Among the biggest political spenders in this election cycle, the Karl Rove-associated group Crossroads GPS has applied for 501(c)(4) status, and the U.S. Chamber of Commerce is organized under 501(c)(6).
The SEC already has many disclosure requirements, crafted to assure that shareholders have the data they need to make fully informed investment decisions. "The SEC's disclosure rules have evolved over time in response to investor demands in many ways," Jackson said.
The Corporate Reform Coalition argues that perhaps the most serious disclosure problem today is that the public isn't getting information on corporate political spending conducted through intermediaries.

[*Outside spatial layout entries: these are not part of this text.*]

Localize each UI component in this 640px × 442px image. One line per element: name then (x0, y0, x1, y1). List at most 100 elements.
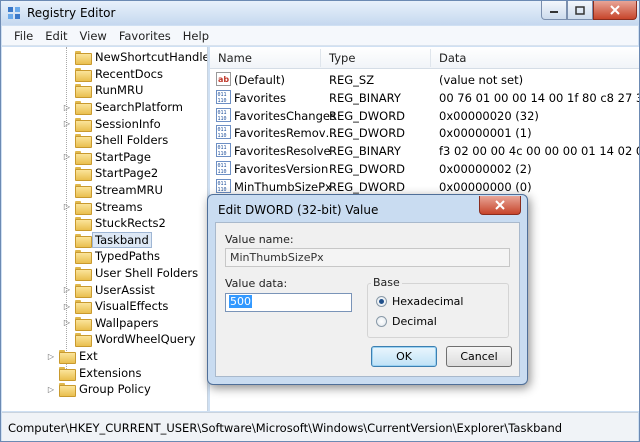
column-data[interactable]: Data (439, 51, 466, 65)
menu-file[interactable]: File (8, 26, 39, 45)
svg-text:110: 110 (218, 116, 227, 122)
close-icon (610, 5, 620, 15)
table-row[interactable]: 011 110 FavoritesVersion REG_DWORD 0x0000000… (210, 160, 639, 177)
expand-arrow-icon[interactable]: ▷ (62, 119, 72, 128)
table-row[interactable]: 011 110 MinThumbSizePx REG_DWORD 0x00000000 … (210, 178, 639, 195)
status-bar: Computer\HKEY_CURRENT_USER\Software\Micr… (2, 412, 638, 441)
folder-icon (75, 184, 92, 199)
table-row[interactable]: 011 110 FavoritesRemov… REG_DWORD 0x00000001… (210, 124, 639, 141)
tree-item-label: Streams (95, 199, 143, 214)
folder-icon (75, 333, 92, 348)
tree-item[interactable]: User Shell Folders (62, 265, 198, 282)
close-button[interactable] (593, 1, 637, 20)
menu-view[interactable]: View (74, 26, 113, 45)
tree-item[interactable]: WordWheelQuery (62, 331, 196, 348)
dialog-title: Edit DWORD (32-bit) Value (218, 203, 379, 217)
folder-icon (75, 233, 92, 248)
cell-data: (value not set) (439, 73, 524, 87)
tree-item[interactable]: NewShortcutHandle (62, 49, 207, 66)
tree-item[interactable]: Taskband (62, 231, 152, 249)
tree-item[interactable]: ▷ Streams (62, 198, 143, 215)
folder-icon (75, 134, 92, 149)
registry-key-tree[interactable]: NewShortcutHandle RecentDocs RunMRU ▷ Search… (2, 47, 208, 411)
svg-text:110: 110 (218, 187, 227, 193)
hexadecimal-radio[interactable]: Hexadecimal (376, 295, 463, 308)
column-type[interactable]: Type (329, 51, 355, 65)
folder-icon (75, 167, 92, 182)
cell-data: 0x00000020 (32) (439, 108, 539, 123)
cell-data: 0x00000002 (2) (439, 162, 532, 176)
tree-item-label: SearchPlatform (95, 100, 184, 115)
tree-item-label: StreamMRU (95, 183, 163, 198)
tree-item-label: Group Policy (79, 382, 151, 397)
dialog-close-button[interactable] (479, 196, 521, 215)
cancel-button[interactable]: Cancel (446, 346, 512, 367)
minimize-button[interactable] (541, 1, 567, 20)
window-title: Registry Editor (27, 6, 116, 20)
tree-item[interactable]: TypedPaths (62, 248, 160, 265)
tree-item[interactable]: ▷ StartPage (62, 149, 151, 166)
tree-item[interactable]: StreamMRU (62, 182, 163, 199)
cell-name: (Default) (234, 73, 285, 87)
maximize-button[interactable] (567, 1, 593, 20)
value-data-input[interactable]: 500 (225, 293, 352, 312)
tree-item-label: StartPage (95, 149, 151, 164)
decimal-radio[interactable]: Decimal (376, 315, 437, 328)
title-bar[interactable]: Registry Editor (1, 1, 639, 25)
expand-arrow-icon[interactable]: ▷ (46, 352, 56, 361)
tree-item[interactable]: ▷ Wallpapers (62, 315, 159, 332)
tree-item[interactable]: RunMRU (62, 82, 143, 99)
tree-item-label: StartPage2 (95, 166, 159, 181)
table-row[interactable]: 011 110 FavoritesChanges REG_DWORD 0x0000002… (210, 107, 639, 124)
cell-data: f3 02 00 00 4c 00 00 00 01 14 02 00 00 0… (439, 144, 639, 159)
tree-item[interactable]: Shell Folders (62, 132, 168, 149)
hexadecimal-label: Hexadecimal (392, 295, 464, 308)
folder-icon (75, 283, 92, 298)
column-name[interactable]: Name (218, 51, 252, 65)
folder-icon (59, 366, 76, 381)
tree-item[interactable]: ▷ Group Policy (46, 381, 151, 398)
column-separator[interactable] (430, 49, 431, 67)
expand-arrow-icon[interactable]: ▷ (62, 318, 72, 327)
menu-help[interactable]: Help (177, 26, 215, 45)
menu-edit[interactable]: Edit (39, 26, 73, 45)
tree-item[interactable]: ▷ SessionInfo (62, 115, 161, 132)
expand-arrow-icon[interactable]: ▷ (46, 385, 56, 394)
ok-button[interactable]: OK (371, 346, 437, 367)
decimal-label: Decimal (392, 315, 437, 328)
menu-bar: File Edit View Favorites Help (2, 26, 638, 46)
tree-item-label: User Shell Folders (95, 266, 199, 281)
tree-item[interactable]: ▷ VisualEffects (62, 298, 168, 315)
folder-icon (75, 300, 92, 315)
tree-item-label: SessionInfo (95, 116, 161, 131)
radio-unselected-icon (376, 316, 387, 327)
table-row[interactable]: 011 110 FavoritesResolve REG_BINARY f3 02 00… (210, 142, 639, 159)
value-data-text: 500 (229, 295, 252, 308)
expand-arrow-icon[interactable]: ▷ (62, 152, 72, 161)
cell-data: 00 76 01 00 00 14 00 1f 80 c8 27 34 1f 1… (439, 90, 639, 105)
tree-item[interactable]: Extensions (46, 364, 141, 381)
tree-item-label: StuckRects2 (95, 216, 166, 231)
tree-item[interactable]: StartPage2 (62, 165, 158, 182)
menu-favorites[interactable]: Favorites (113, 26, 177, 45)
cell-data: 0x00000000 (0) (439, 179, 532, 194)
folder-icon (59, 350, 76, 365)
expand-arrow-icon[interactable]: ▷ (62, 103, 72, 112)
folder-icon (75, 51, 92, 66)
cell-type: REG_DWORD (329, 162, 406, 176)
cell-data: 0x00000001 (1) (439, 126, 532, 141)
svg-text:110: 110 (218, 133, 227, 139)
tree-item[interactable]: ▷ UserAssist (62, 281, 155, 298)
tree-item[interactable]: StuckRects2 (62, 215, 166, 232)
table-row[interactable]: ab (Default) REG_SZ (value not set) (210, 71, 639, 88)
expand-arrow-icon[interactable]: ▷ (62, 302, 72, 311)
expand-arrow-icon[interactable]: ▷ (62, 285, 72, 294)
expand-arrow-icon[interactable]: ▷ (62, 202, 72, 211)
tree-item-label: WordWheelQuery (95, 332, 196, 347)
tree-item[interactable]: ▷ Ext (46, 348, 98, 365)
table-row[interactable]: 011 110 Favorites REG_BINARY 00 76 01 00 00 … (210, 89, 639, 106)
tree-item[interactable]: ▷ SearchPlatform (62, 99, 183, 116)
column-separator[interactable] (320, 49, 321, 67)
svg-text:110: 110 (218, 169, 227, 175)
tree-item[interactable]: RecentDocs (62, 66, 163, 83)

"Almost nothing is known about this kind of spending," noted Jackson. Particularly when it comes to intermediaries that don't have to disclose their donors, "we know nothing," he said. "We know how much the Chamber of Commerce spends, for example, but we don't know where it comes from -- and this is a very considerable source of political spending."
The coalition includes two state treasurers, who serve as fiduciaries to large public investments.
"It's important as a shareholder to be aware of any conflict of interest or waste that might come from corporate political spending," said Janet Cowell, the North Carolina treasurer.
"Today, corporations have the ability to spend heavily on political causes," said Ted Wheeler, the Oregon treasurer. "However, corporations also have the ability to obscure that spending from their shareholders." Wheeler added that the coalition isn't trying to limit the spending by corporations: "They just oughta tell their owners about it," he said.
And Adam Kanzer, a top manager at Domini Social Investments, raised the possibility that secret political donations are encouraging corruption, conflicts of interest and self-dealing, while distorting the market, to boot. Shareholders, he said, may be unwittingly over-investing in companies that spend a lot of money secretly currying favor with government officials and thus "are winning because the government is going easy on them" -- not because they are the soundest.